FOR MEMORIES OF that time came up during television interviews on the national cable news channels as Trump and his allies tried to seriously twist the happenings of that Friday night into something it was not.

The reality was that the would-be rally Trump wanted to hold on the Near West Side campus wound up being cancelled because the unruly crowds of spectators got out of hand – although Chicago Police have since said they never advised Trump to cancel the event outright.

It was Trump himself who didn’t have the backbone to face off against people inclined to be critical of him. It is to be expected considering that most Trump rallies are programmed to devolve in the true faithful harassing, intimidating and even beating on the candidate’s critics.

Which is what made the comments by Trump’s former campaign manager, Corey Lewandowski, during an interview with CNN all the more laughable.

HE TRIED TO describe that Chicago appearance as one in which Trump tried to speak out to African-American voters, only to be rebuffed by them.

As Lewandowski said, Trump, “went to the heart of Chicago to go and give a speech to the University of Chicago in a campus, which is predominantly African-America, to make that argument. And you know what happened? The campus was overrun, and it was not a safe environment.”

It seems to me that Trump, if he really believes this, didn’t have a clue what was going on – and not just because he wasn’t anywhere near the Hyde Park neighborhood that actually has the University of Chicago.

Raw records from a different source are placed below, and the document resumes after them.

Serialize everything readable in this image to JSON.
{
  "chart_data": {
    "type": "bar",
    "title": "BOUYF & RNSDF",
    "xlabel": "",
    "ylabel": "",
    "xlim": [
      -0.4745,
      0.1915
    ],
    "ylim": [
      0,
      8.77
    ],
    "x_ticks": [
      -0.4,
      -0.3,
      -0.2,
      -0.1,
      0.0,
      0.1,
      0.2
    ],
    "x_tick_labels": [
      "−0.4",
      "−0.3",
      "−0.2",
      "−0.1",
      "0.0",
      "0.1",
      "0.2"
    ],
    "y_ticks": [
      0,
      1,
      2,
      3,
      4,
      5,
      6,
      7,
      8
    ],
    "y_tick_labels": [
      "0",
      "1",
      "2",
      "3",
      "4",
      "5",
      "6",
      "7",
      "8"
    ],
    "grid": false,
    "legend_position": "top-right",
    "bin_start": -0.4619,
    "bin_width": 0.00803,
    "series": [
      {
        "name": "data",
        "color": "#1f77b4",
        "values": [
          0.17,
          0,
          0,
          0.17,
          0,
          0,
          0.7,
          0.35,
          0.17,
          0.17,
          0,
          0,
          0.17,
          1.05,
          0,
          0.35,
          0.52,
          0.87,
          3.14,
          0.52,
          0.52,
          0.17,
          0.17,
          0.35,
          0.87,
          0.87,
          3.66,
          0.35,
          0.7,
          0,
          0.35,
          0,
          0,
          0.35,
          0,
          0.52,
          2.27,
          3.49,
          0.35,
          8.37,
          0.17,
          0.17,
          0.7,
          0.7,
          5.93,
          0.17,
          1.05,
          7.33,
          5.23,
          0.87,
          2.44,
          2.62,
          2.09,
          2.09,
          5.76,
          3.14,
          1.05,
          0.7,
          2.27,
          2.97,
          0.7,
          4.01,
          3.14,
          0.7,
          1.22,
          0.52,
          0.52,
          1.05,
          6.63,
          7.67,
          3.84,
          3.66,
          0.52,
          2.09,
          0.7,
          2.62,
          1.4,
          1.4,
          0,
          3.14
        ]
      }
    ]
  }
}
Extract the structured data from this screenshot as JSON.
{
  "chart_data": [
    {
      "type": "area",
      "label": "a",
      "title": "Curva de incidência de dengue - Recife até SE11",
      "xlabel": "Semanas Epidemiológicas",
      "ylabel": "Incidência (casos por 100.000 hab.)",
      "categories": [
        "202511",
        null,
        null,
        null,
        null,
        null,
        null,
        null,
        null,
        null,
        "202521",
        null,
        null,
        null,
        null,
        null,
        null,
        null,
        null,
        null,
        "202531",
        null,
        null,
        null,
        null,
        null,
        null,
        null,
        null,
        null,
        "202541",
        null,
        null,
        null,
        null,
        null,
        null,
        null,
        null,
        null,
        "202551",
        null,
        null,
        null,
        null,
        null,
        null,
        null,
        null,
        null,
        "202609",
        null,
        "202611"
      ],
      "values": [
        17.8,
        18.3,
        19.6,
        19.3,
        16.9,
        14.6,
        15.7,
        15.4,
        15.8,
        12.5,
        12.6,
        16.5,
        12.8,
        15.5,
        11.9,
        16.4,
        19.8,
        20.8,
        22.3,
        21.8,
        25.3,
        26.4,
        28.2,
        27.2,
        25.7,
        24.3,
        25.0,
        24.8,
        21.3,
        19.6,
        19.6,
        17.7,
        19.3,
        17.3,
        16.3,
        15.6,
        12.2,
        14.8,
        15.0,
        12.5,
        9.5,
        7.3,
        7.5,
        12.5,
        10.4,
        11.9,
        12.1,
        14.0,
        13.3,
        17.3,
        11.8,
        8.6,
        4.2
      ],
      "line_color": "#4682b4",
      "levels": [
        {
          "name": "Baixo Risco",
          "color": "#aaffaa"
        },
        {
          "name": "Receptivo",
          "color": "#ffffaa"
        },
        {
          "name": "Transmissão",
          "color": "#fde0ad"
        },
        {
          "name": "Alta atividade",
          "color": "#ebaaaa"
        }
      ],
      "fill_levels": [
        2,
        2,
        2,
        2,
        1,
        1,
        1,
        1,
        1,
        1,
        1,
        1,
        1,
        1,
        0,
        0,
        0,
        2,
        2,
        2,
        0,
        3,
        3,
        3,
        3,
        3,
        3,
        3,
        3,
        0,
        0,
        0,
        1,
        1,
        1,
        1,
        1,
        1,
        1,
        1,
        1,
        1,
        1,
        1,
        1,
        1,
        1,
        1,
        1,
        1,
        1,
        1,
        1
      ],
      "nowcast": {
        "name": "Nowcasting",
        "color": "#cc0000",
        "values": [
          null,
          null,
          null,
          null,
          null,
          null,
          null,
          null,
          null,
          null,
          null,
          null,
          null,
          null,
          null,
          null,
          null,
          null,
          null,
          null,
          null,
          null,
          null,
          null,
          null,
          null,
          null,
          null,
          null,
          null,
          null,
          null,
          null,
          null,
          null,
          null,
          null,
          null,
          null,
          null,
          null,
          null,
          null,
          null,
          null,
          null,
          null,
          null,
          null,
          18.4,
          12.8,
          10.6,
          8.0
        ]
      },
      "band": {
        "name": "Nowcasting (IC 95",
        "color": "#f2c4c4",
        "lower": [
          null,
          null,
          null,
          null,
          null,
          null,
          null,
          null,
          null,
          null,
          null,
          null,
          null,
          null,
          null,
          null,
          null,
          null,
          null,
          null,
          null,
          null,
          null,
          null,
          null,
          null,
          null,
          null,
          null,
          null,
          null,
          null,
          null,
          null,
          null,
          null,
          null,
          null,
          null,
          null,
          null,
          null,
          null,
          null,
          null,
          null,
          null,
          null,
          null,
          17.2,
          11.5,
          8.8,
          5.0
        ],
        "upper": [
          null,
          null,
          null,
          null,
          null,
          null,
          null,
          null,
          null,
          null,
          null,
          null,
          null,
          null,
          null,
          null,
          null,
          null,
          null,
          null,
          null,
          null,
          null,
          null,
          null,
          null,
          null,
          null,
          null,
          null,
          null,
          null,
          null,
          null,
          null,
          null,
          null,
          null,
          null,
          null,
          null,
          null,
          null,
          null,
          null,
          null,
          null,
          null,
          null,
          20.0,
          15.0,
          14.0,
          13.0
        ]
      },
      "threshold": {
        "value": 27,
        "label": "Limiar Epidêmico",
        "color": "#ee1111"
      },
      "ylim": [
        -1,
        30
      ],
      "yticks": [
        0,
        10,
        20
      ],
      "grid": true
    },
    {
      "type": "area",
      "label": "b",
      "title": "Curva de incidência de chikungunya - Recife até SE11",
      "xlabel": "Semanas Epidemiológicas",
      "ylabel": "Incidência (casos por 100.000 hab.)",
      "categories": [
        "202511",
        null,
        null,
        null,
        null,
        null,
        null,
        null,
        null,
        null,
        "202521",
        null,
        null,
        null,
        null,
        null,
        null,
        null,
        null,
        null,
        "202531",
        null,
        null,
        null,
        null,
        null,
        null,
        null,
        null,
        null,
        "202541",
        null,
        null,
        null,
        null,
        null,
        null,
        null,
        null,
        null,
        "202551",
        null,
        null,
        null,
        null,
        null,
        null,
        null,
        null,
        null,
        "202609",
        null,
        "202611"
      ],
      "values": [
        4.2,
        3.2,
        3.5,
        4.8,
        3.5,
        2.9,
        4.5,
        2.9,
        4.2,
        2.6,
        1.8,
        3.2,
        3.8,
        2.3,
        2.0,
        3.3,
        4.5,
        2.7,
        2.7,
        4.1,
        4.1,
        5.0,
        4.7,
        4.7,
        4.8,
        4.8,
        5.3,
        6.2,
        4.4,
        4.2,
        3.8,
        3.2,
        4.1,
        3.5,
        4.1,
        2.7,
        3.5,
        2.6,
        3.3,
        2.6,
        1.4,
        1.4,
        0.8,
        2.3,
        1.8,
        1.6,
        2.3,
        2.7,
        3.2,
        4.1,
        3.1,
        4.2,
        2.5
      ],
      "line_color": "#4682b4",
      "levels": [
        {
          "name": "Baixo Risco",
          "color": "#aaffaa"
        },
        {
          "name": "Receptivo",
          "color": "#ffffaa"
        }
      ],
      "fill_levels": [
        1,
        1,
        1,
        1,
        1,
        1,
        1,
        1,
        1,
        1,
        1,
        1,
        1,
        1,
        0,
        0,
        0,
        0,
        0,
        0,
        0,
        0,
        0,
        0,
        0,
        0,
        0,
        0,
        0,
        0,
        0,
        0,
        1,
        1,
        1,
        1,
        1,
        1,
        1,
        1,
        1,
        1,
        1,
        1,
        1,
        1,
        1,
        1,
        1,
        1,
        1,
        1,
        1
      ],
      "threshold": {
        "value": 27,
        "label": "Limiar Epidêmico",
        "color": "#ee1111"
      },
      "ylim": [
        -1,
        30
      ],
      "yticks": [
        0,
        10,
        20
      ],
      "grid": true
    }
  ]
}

Or that the University of Illinois at Chicago is in a neighborhood bordering on upscale that has more white people living in it than any other type.

PERHAPS TRUMP THOUGHT he was at Chicago State University? Then again, probably all Chicago college campuses look alike to Trump because they’re not a part of Trump University.

The reality is that Trump wasn’t anywhere near the “ghetto” that he envisions all of Chicago is. Perhaps he has spent too much time watching reruns of “Good Times” and comedian Jimmie Walker’s humor-tinged vision of life at the old Cabrini-Green.

But if that wasn’t ridiculous enough, Trump himself had to open his mouth during a Fox News Channel interview, saying he had met with high-ranking Chicago Police Department officials who he says told him they could “stop much of this horror show that’s going on” if they were let loose to actually enforce the law.

As Trump then put it, the officer said, “I’d be able to stop it in one week.”

GEE, ONLY ONE week to resolve the problems confronting Chicago? It’s just too bad that the likely solution suggested by this mythical cop is use of more force that would actually enhance the real problem law enforcement has in dealing with people.

Plus, there’s also the fact that Chicago Police officials on Wednesday insisted that no department officials ever met with Trump. Which leads me to believe this may have been a lone cop who was present at the University of Illinois at Chicago that night who was just shooting his mouth off.

Similar to how Trump often engages in that phenomenon known as “diarrhea of the mouth.” Saying whatever thoughts come to mind without regard to whether they make any sense.

Which is why those people who get all worked up over the violence level of Chicago (personally, I remember the late 1980s when it was much worse) are living in the ultimate fantasyland if they think a vote for Trump means a thing!